Phenotype diagnostics
a01_PhenotypeDiagnostics.Rmd
Introduction: Run PhenotypeDiagnostics
In this vignette, we are going to present how to run
PhenotypeDiagnostics()
. We are going to use the following
packages and mock data:
library(CohortConstructor)
library(PhenotypeR)
library(dplyr)
con <- DBI::dbConnect(duckdb::duckdb(),
CDMConnector::eunomiaDir("synpuf-1k", "5.3"))
cdm <- CDMConnector::cdmFromCon(con = con,
cdmName = "Eunomia Synpuf",
cdmSchema = "main",
writeSchema = "main",
achillesSchema = "main")
cdm
Note that we have included achilles tables in our cdm reference, which will be used to speed up some of the analyses.
Create a cohort
First, we are going to use the package CohortConstructor to generate three cohorts of warfarin, acetaminophen and morphine users.
# Create a codelist
codes <- list("warfarin" = c(1310149, 40163554),
"acetaminophen" = c(1125315, 1127078, 1127433, 40229134, 40231925, 40162522, 19133768),
"morphine" = c(1110410, 35605858, 40169988))
# Instantiate cohorts with CohortConstructor
cdm$my_cohort <- conceptCohort(cdm = cdm,
conceptSet = codes,
exit = "event_end_date",
overlap = "merge",
name = "my_cohort")
Run PhenotypeDiagnostics
Now we will proceed to run phenotypeDiagnotics()
. This
function will run the following analyses:
- Database diagnostics: This includes information about the size of the data, the time period covered, the number of people in the data, and other meta-data of the CDM object. See Database diagnostics vignette for more details.
- Codelist diagnostics: This includes information on the concepts included in our cohorts’ codelist. See Codelist diagnostics vignette for further details.

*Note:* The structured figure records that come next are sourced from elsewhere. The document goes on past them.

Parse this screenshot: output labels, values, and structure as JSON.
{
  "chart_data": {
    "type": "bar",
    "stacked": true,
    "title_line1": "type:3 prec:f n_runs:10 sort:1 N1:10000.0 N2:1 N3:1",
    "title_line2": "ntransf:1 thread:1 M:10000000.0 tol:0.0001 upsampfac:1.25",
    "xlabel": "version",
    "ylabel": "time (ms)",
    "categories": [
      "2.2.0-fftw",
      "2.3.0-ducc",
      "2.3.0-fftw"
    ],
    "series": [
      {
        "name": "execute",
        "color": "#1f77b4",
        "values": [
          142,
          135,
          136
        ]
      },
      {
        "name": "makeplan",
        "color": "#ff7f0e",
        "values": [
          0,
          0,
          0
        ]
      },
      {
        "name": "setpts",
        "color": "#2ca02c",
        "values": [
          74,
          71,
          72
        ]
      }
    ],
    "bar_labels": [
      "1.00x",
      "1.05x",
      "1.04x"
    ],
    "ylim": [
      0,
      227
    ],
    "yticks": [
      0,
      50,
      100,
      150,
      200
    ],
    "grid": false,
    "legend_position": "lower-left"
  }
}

- Cohort diagnostics: This summarises the characteristics of our cohorts, as well as comparing them to age and sex matched controls from the database.. See Cohort diagnostics vignette for further details.

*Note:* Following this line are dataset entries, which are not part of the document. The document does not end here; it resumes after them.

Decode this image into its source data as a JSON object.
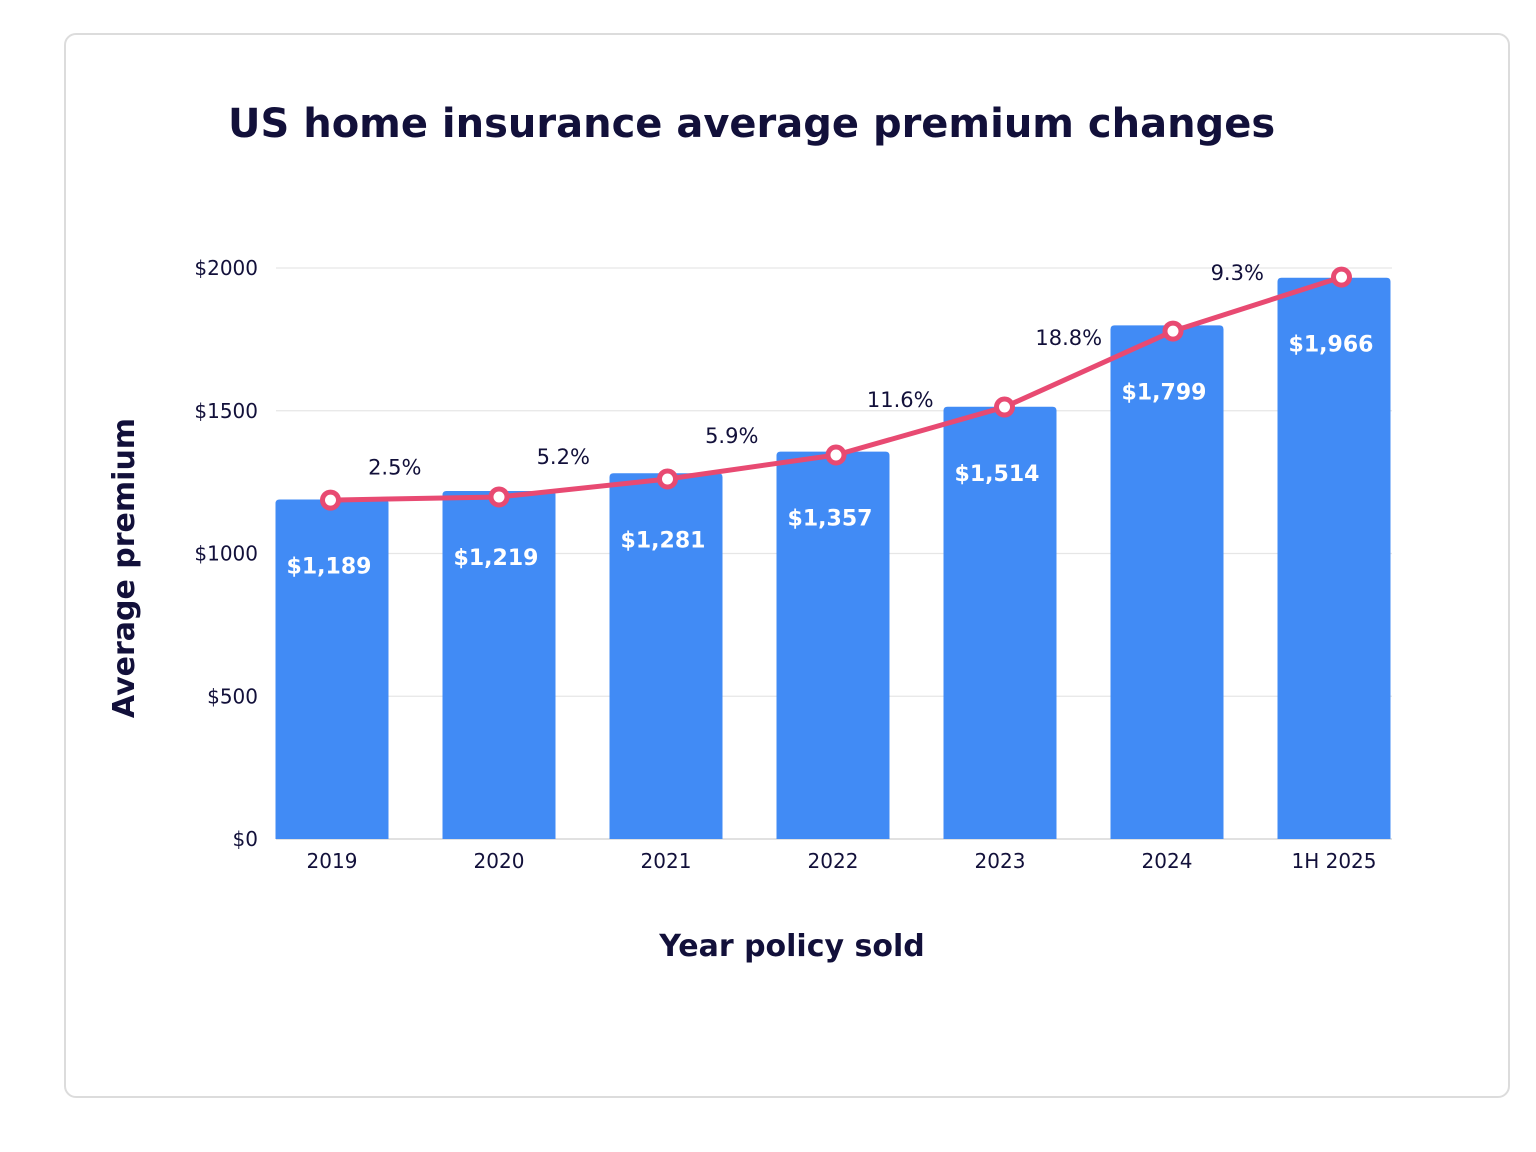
{
  "chart_data": {
    "type": "bar",
    "title": "US home insurance average premium changes",
    "xlabel": "Year policy sold",
    "ylabel": "Average premium",
    "categories": [
      "2019",
      "2020",
      "2021",
      "2022",
      "2023",
      "2024",
      "1H 2025"
    ],
    "values": [
      1189,
      1219,
      1281,
      1357,
      1514,
      1799,
      1966
    ],
    "value_labels": [
      "$1,189",
      "$1,219",
      "$1,281",
      "$1,357",
      "$1,514",
      "$1,799",
      "$1,966"
    ],
    "line_series": {
      "values": [
        1187,
        1198,
        1261,
        1345,
        1513,
        1779,
        1968
      ],
      "change_labels": [
        "2.5%",
        "5.2%",
        "5.9%",
        "11.6%",
        "18.8%",
        "9.3%"
      ]
    },
    "ylim": [
      0,
      2000
    ],
    "yticks": [
      0,
      500,
      1000,
      1500,
      2000
    ],
    "ytick_labels": [
      "$0",
      "$500",
      "$1000",
      "$1500",
      "$2000"
    ],
    "grid": true,
    "colors": {
      "bar": "#418bf5",
      "line": "#e84a72",
      "text": "#12103a",
      "grid": "#e6e6e6"
    }
  }
}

- Population diagnostics: Calculates the frequency of our study cohorts in the database in terms of their incidence rates and prevalence. See Population diagnostics vignette for further details.

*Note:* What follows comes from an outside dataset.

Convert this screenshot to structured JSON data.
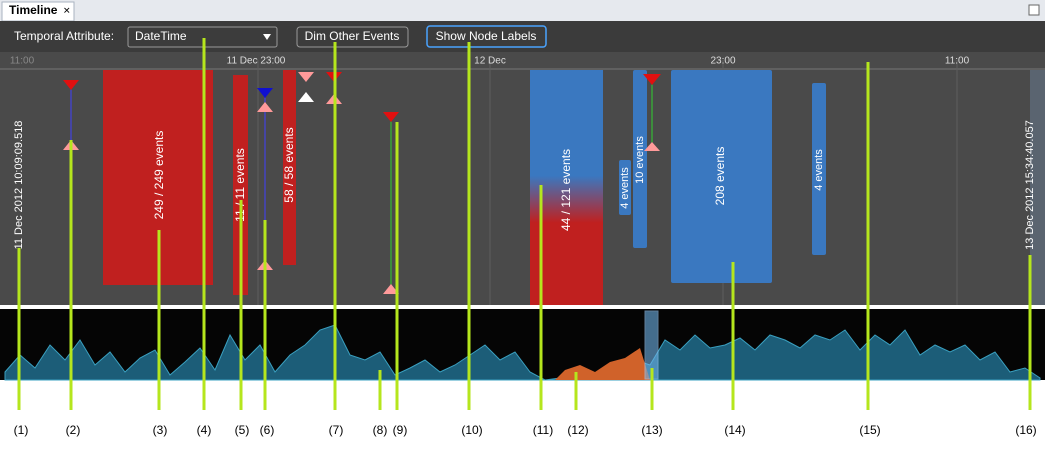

We can specify which analysis we want to perform by setting to TRUE or FALSE each one of the corresponding arguments:
result <- phenotypeDiagnostics(
cohort = cdm$my_cohort,
databaseDiagnostics = TRUE,
codelistDiagnostics = TRUE,
cohortDiagnostics = TRUE,
match = TRUE,
matchedSample = 1000
populationDiagnostics = TRUE,
populationSample = 1e+06,
populationDateRange = as.Date(c(NA, NA))
)
result |> glimpse()
Notice that we have three additional arguments:
-
populationSample
: It allows to specify a number of people that randomly will be extracted from the CDM to perform the Population diagnostics analysis. If NULL, all the participants in the CDM will be included. It helps to reduce the computational time. This is particularly useful when outcomes of interest are relatively common, but when they are rarer we may wish to maximise statistical power and calculate estimates for the dataset as a whole in which case we would set this argument to NULL. -
populationDateRange
: We can use it to specify the time period when we want to perform our Population diagnostics analysis. -
match
: If set to TRUE, our study cohorts will be matched with people with similar age and sex in the database, and will perform a large-scale characterisation on our original cohort, the sampled cohort (those participants from our cohort that have found a match) and the matched cohort. If set to FALSE, cohortDiagnostics will only be performed on our original cohorts. -
matchedSample
: Similar to populationSample, this arguments subsets a random sample of people from our cohort and performs the matched analysis on this sample. If we have very large cohorts we can use this to save computational time.
Save the results
To save the results, we can use exportSummarisedResult function from omopgenerics R Package:
exportSummarisedResult(result, directory = here::here(), minCellCount = 5)
Visualisation of the results
Once we get our Phenotype diagnostics result, we can
use shinyDiagnostics
to easily create a shiny app and
visualise our results:
result <- shinyDiagnostics(result,
directory = tempdir(),
minCellCount = 5,
open = TRUE)
Notice that we have specified the minimum number of counts
(minCellCount
) for suppression to be shown in the shiny
app, and also that we want the shiny to be launched in a new R session
(open
). You can see the shiny app generated for this
example in here.See
Shiny
diagnostics vignette for a full explanation of the shiny app.